Bristol-Myers Squibb’s BMS 986205 has just started a Phase III trial (NCT03329846) with nivolumab in advanced melanoma.
ETX has generated novel hits as potent as epacadostat
ETX’s goal was to look for small molecule modulators of tryptophan catabolism with a novel mechanism of action and potentially with superiority to current IDO inhibitors. Any compounds would almost certainly be used in combination with existing agents, such as the immune checkpoint inhibitors, and will need to demonstrate synergistic anti-tumour effects without increasing side effects.

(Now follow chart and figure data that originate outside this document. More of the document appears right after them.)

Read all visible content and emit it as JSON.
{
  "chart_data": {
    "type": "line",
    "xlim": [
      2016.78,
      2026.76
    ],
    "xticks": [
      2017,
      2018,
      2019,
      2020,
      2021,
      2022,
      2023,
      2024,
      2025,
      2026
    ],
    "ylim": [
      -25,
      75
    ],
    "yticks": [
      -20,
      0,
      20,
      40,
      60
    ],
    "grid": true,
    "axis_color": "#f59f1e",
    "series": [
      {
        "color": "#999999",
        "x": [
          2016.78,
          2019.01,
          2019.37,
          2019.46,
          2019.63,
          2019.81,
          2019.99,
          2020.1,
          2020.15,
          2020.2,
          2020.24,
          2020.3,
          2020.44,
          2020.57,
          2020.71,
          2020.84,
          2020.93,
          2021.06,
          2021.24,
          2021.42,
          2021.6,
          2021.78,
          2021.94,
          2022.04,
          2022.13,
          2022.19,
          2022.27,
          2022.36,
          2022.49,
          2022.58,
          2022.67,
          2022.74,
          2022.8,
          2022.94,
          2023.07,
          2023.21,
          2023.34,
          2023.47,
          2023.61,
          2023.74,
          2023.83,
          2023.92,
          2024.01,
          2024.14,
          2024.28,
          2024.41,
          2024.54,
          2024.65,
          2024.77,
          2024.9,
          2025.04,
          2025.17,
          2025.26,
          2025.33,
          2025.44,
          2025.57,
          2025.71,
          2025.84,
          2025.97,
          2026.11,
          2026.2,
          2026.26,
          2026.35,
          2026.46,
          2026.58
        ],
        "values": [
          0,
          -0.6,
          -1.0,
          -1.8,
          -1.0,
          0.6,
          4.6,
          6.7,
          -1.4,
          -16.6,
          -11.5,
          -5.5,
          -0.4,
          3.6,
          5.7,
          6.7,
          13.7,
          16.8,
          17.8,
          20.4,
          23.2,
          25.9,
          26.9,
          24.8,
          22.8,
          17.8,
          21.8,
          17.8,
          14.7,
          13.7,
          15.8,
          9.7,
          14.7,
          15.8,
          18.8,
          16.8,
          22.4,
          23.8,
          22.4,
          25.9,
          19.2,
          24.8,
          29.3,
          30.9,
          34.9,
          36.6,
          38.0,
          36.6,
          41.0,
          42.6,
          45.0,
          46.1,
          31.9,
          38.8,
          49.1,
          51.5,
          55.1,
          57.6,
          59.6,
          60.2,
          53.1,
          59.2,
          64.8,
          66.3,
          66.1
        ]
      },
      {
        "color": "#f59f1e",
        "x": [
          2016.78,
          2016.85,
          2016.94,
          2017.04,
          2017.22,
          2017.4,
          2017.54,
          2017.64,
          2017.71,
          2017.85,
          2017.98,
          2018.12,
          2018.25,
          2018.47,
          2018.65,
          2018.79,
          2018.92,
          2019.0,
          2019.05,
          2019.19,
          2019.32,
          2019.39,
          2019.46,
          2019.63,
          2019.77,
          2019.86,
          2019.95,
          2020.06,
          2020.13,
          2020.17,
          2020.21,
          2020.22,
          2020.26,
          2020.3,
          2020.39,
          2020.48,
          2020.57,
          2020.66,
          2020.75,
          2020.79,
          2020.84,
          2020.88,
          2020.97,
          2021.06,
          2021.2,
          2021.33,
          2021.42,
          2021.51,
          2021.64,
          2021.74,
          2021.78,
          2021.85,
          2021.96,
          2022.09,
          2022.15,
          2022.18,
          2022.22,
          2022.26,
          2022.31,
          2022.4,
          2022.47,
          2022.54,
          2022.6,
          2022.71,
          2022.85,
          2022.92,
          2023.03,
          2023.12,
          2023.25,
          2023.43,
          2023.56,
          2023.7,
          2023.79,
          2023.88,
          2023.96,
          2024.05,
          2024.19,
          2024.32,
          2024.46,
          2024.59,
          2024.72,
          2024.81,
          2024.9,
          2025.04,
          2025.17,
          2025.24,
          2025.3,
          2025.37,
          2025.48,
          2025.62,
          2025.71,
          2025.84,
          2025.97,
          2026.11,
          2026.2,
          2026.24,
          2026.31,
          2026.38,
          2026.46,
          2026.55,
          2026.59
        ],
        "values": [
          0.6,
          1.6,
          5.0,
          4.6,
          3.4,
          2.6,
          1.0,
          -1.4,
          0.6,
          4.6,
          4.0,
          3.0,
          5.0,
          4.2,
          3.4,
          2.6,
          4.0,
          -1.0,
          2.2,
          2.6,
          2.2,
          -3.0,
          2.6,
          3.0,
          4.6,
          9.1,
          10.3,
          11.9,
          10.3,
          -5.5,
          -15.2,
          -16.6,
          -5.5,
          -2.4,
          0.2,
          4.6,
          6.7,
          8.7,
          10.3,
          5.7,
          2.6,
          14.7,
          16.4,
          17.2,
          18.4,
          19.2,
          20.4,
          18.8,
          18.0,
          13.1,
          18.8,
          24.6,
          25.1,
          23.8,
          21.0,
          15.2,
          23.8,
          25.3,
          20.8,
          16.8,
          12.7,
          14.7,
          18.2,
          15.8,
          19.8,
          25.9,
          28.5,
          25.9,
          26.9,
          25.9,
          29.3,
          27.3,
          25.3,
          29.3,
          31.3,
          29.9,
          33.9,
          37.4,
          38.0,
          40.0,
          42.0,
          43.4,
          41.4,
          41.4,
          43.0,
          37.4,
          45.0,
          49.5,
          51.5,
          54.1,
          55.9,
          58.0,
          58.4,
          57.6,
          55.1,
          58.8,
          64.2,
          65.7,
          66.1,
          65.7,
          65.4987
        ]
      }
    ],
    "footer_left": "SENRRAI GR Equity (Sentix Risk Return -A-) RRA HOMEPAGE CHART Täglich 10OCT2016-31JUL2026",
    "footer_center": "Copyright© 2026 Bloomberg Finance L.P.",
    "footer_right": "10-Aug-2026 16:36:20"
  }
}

By way of validating its discovery pathway, ETX compared its network analysis approach with the standard structural homology approach (generating 2D and 3D homologues of current agents). Starting with 14 hypothetical networks of tryptophan catabolism, ETX generated 273 compounds, of which 29 (10.6%) were positive hits in phenotypic assays. This compared favourably with 8/282 (2.8%) positive hits using structural homology. The most potent compounds in the series were refined over nine months and the results were superior to epacadostat and BMS 986205 in in vitro assays (with inhibition of tryptophan catabolism in cellular assays by some compounds at sub-nanomolar levels). In vivo activity in mouse models of plasma kynurenine inhibition was equivalent to that seen with epacadostat.
As a result, ETX now has two potent compounds with lead-like characteristics, which will continue to undergo lead optimisation and medicinal chemistry refinement. The mechanism of action of these compounds is being investigated but appears novel (not direct IDO-1 inhibition like epacadostat) and therefore offers potential IP advantages.